His glaring mistake reflects the level or lack of depth of research he put in before asking his question.
It is good enough that a record can be spent. There is no need to ask for elimination of records as the consequences on the justice system are severe.
For crimes that are not so serious, the criminal record can be spent.
What does it mean for a record to be spent? It means that the person can ‘lawfully’ say that he has no criminal record. When asked whether he has any criminal record, he does not have to declare it.
However, if the question asked is whether he had ever been convicted in a court of law, then he must still answer ‘yes’ to this question.
To qualify for a record to be spent, the offender must not have been sentenced to an imprisonment term exceeding three months or to a fine exceeding $2000. He must also fulfill a 5-year crime-free period.
Make no mistake. Should a person with a spent record breaks the law in the future, his previous record will be taken into consideration against him.
To forgive is divine
Everyone makes mistakes, some more serious than others. We have all heard of the saying that ‘to forgive is divine’.
But forgiveness is for the society to do. To give second chances is also for the society to do. One can forgive only if one knows of the offences.
With no knowledge of previous offences, we cannot claim to be forgiving. In other words, we cannot whitewash the old by eliminating records, and then claim we have forgiving employers when they have employed people without any knowledge of their past offences.
Employers do have a right to know the background of the people they are going to employ especially when the job requires the person to be placed in a position of trust. This is not difficult to understand. For example, before you employ a domestic helper to take care of your baby, would you not want to know her background?
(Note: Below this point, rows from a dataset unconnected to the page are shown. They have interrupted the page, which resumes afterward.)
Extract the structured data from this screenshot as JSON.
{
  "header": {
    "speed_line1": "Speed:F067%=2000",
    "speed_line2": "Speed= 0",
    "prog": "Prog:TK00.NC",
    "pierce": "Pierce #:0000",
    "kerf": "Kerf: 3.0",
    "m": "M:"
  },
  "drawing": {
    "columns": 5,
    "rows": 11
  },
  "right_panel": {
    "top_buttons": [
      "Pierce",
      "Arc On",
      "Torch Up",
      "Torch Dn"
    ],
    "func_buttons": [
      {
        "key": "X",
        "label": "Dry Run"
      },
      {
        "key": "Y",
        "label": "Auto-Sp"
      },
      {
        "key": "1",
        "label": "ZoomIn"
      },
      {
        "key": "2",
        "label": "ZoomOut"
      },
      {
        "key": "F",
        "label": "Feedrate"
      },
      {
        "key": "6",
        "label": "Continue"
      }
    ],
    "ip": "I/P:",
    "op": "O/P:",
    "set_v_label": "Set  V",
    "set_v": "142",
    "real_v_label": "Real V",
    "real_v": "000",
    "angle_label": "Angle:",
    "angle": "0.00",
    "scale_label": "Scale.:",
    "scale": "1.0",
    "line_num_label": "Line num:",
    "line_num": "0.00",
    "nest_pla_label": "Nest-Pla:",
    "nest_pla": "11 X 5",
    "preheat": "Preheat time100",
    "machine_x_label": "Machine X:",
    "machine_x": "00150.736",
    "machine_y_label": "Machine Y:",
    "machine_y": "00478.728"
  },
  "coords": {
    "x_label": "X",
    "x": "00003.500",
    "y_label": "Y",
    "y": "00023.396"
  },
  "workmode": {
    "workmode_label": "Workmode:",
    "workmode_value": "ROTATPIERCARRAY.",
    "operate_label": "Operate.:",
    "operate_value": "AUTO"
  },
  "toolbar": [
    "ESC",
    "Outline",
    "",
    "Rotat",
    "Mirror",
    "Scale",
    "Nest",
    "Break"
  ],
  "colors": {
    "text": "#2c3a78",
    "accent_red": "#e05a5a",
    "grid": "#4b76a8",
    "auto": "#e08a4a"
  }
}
You would hesitate to employ someone who has a conviction for child abuse.
To employ or not to employ is a matter for the employer to decide after taking into consideration the person’s past and present testimony.
Instead of taking the lazy way out and asking for criminal records to be eliminated and pretending crimes did not happen, it is better to work with Yellow Ribbon Singapore to help ex-offenders reintegrate into society and to convince more employers to come on board.